Seattle writer Amelia Bonow says she cried all day when she heard Planned Parenthood had been defunded. Years before, she'd had an abortion at one of their clinics and described it as a wonderful experience. She never regretted her choice, and spoke about it among her community that she describes as "feminist liberal, punk rock, queer, women and people who talk about everything that mainstream culture isn't supposed to talk about". But seeing the mounting propaganda levelled at the organisation, she realised she never really spoke publicly about her terminations. And never widely expressed how lucky she felt to have access to that choice and "not be forced to become a mother when I didn't want to be one".
The next day she shared her abortion story on her Facebook page; viewing her previous hesitation to speak widely about it as proof that she's internalised a level of shame around her choice. She texted her friend Lindy West – a prominent writer – about it. Lindy screen shotted her post and tweeted it to her 60.5 thousand followers with their agreed hashtag #shoutyourabortion. Within hours it had blown up and women were sharing their own experiences, told without the usual frame of guilt, shame, regret, and terror.
Four days later and the movement is continuing to grow. Amelia is now managing not only the waves of support but also abuse. VICE spoke to her about her choice to not be silent, the consequences of that, and why it's time to reclaim the abortion conversation.
VICE: Hey Amelia, how are you feeling?
Amelia Bonow: I'm good, you know it's just one of those things, one of the weirdest days of my life. It was all feeling very positive, and it absolutely still is. I'm not very Twitter savvy, my best friend of co-founder of Shout Your Abortion, Lindy is. She's a total Twitter warrior and is used to all the abuse.
The abuse has really become visible in the past 24-hours, can you tell me a bit about that?
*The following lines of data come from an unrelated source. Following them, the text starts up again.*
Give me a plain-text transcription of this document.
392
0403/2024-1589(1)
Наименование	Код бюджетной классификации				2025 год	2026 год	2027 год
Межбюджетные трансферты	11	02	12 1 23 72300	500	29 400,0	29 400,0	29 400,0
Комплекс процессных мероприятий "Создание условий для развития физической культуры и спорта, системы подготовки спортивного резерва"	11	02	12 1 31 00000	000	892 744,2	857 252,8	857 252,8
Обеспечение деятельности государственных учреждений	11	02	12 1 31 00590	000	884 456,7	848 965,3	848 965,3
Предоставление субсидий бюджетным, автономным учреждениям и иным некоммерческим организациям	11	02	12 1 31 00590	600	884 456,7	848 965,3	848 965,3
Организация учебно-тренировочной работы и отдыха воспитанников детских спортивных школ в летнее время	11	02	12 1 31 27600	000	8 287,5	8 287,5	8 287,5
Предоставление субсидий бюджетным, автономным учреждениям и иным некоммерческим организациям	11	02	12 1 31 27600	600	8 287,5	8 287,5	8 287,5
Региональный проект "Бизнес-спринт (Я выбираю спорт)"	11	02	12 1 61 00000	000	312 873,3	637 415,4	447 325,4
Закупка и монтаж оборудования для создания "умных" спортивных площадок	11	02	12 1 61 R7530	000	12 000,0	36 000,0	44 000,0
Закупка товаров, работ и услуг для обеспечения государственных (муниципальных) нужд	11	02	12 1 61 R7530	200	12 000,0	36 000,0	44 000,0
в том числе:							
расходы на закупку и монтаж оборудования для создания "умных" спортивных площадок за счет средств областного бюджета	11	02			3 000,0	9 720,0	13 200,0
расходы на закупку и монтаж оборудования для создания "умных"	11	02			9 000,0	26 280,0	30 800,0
I knew people were talking mad shit, but then someone got access to an old Facebook post I'd made, took it out of context, and wrote this super gnarly article that was so fucked up and scary and mentioned where I Iive. At that point it just became sort of chilling.
Lindy is my best friend, and there are entire websites dedicated to all different forms of threats to her. But it was a surprise because I'm not a public figure. By the time it was getting going I knew we were doing something really cool and women were going to take this over. It didn't cross my mind that someone would dig through all the shit there was about me and make something so legitimately terrifying.
Does that strengthen your resolve?
I've never felt more resolved about something in my whole life. People like that are the reason this is so important. They are on the extreme end of a group of people who will do anything to keep women silent. The conversation around abortion has been completely hijacked by men and anti-choice activists who have made this not about women. Women reclaiming this digital space and erasing stigma is the biggest challenge those kinds of people face. They're scared, and they should be.
Obviously Planned Parenthood has always been a focus for anti-abortion campaigners, but it feels like this year there has been a regression in the United States over women's body rights. You're at the point where every Republican presidential candidate supports defunding them. What do you feel has allowed the debate to reach this level?
The anti-choice movement has been incredibly successful at pushing through small pieces of legislation. For example, the legislation in Mississippi that has prevented every abortion doctor in the state from practicing because they now have a laundry list of ridiculous and expensive qualifications that they need to practice legally. Effectively there is no abortion clinic in Mississippi, so it may as well already be illegal there.
Legislation has been successful in limiting access and leveraging stigma and shame to the point women don't even have access to preventative healthcare that can save their lives and make sure they don't get pregnant.
Related: Watch Broadly's documentary on the abortion pill
You've had a positive experience with Planned Parenthood that you understandably want to share, but what about women who aren't in the position to speak out in that way?
Yeah and I'm very aware that my freedom to speak about this is a product of my privilege. Many women can't speak out because their abortions were a product of rape, incest, abuse, or they just had a bad experience and are not willing to bring something that personal out and invite more judgement into their lives. It's hard enough to be alive in this world as a female without inviting people to attack you.
I don't want this hashtag to be interpreted as a directive. I would never implore any women to speak in the way that I am – I know I'm lucky to do so. I think the hashtag also works for women who are not shouting their abortions, but are standing behind our right to do so. It's all about reducing stigma and starting the conversation.